Estimation of modified fluid factor and dry fracture weaknesses using azimuthal elastic impedance

Abstract

We consider the problem of fluid identification and fracture detection in unconventional reservoir (tight gas sand and shale gas) characterization. We begin with a simplification of the stiffness parameters and the derivation of a linearized reflection coefficient and azimuthal elastic impedance (EI). The accuracy of the simplification is confirmed in application to gas-bearing fractured rocks with low porosity and small fracture density. We have developed a modified fluid factor that is more sensitive to fluid type and less influenced by porosity. A two-step inversion workflow is evaluated based on the derived linearized reflection coefficient and azimuthal EI, including (1) a damped least-squares inversion for azimuthal EI, constrained by an initial model, and (2) a Bayesian Markov chain Monte Carlo inversion for the modified fluid factor and dry fracture weaknesses. Stability and accuracy are examined with synthetic data, from which we conclude that the modified fluid factor and dry fracture weaknesses can be stably determined in the presence of moderate data error/noise.
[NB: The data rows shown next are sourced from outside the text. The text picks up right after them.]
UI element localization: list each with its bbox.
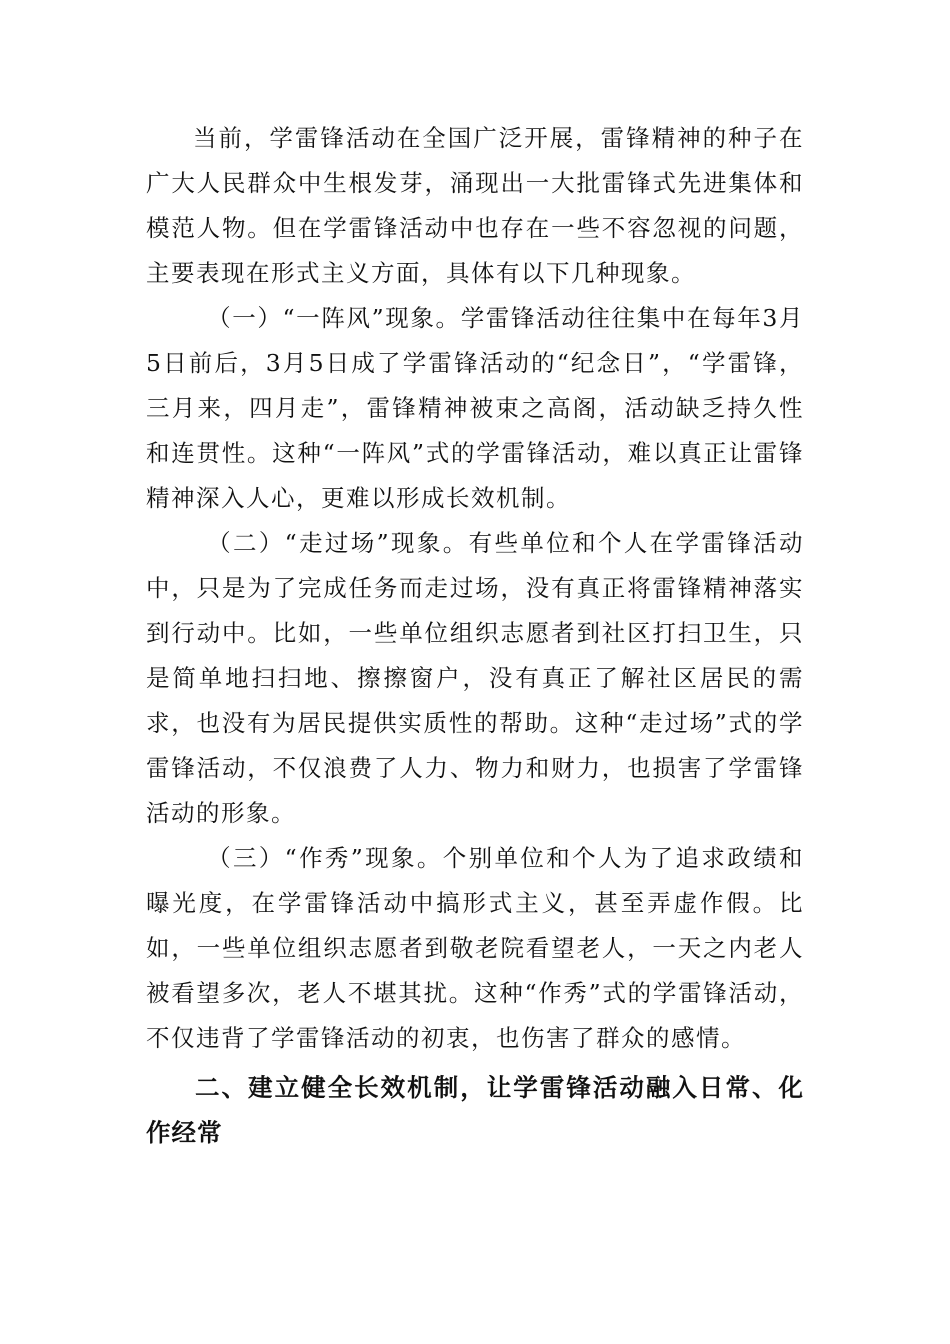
document-page [146,116,804,1155]
phenomenon-two-paragraph: （二）“走过场”现象。有些单位和个人在学雷锋活动中，只是为了完成任务而走过场，没有真正将雷锋精神落实到行动中。比如，一些单位组织志愿者到社区打扫卫生，只是简单地扫扫地、擦擦窗户，没有真正了解社区居民的需求，也没有为居民提供实质性的帮助。这种“走过场”式的学雷锋活动，不仅浪费了人力、物力和财力，也损害了学雷锋活动的形象。 [146,529,804,827]
phenomenon-one-paragraph: （一）“一阵风”现象。学雷锋活动往往集中在每年3月5日前后，3月5日成了学雷锋活动的“纪念日”，“学雷锋，三月来，四月走”，雷锋精神被束之高阁，活动缺乏持久性和连贯性。这种“一阵风”式的学雷锋活动，难以真正让雷锋精神深入人心，更难以形成长效机制。 [146,304,804,512]
phenomenon-three-paragraph: （三）“作秀”现象。个别单位和个人为了追求政绩和曝光度，在学雷锋活动中搞形式主义，甚至弄虚作假。比如，一些单位组织志愿者到敬老院看望老人，一天之内老人被看望多次，老人不堪其扰。这种“作秀”式的学雷锋活动，不仅违背了学雷锋活动的初衷，也伤害了群众的感情。 [146,844,804,1052]
section-heading: 二、建立健全长效机制，让学雷锋活动融入日常、化作经常 [146,1073,804,1147]
intro-paragraph: 当前，学雷锋活动在全国广泛开展，雷锋精神的种子在广大人民群众中生根发芽，涌现出一大批雷锋式先进集体和模范人物。但在学雷锋活动中也存在一些不容忽视的问题，主要表现在形式主义方面，具体有以下几种现象。 [146,124,804,287]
The stability of our approach is further confirmed on a fractured tight gas sand field data set, within which we observe that geologically reasonable parameters (Lamé constants, the modified fluid factor, and dry fracture weaknesses) are determined. We conclude that our inversion workflow and its underlying assumptions form realistic predictions/discriminations of reservoir fracture and fluid parameters.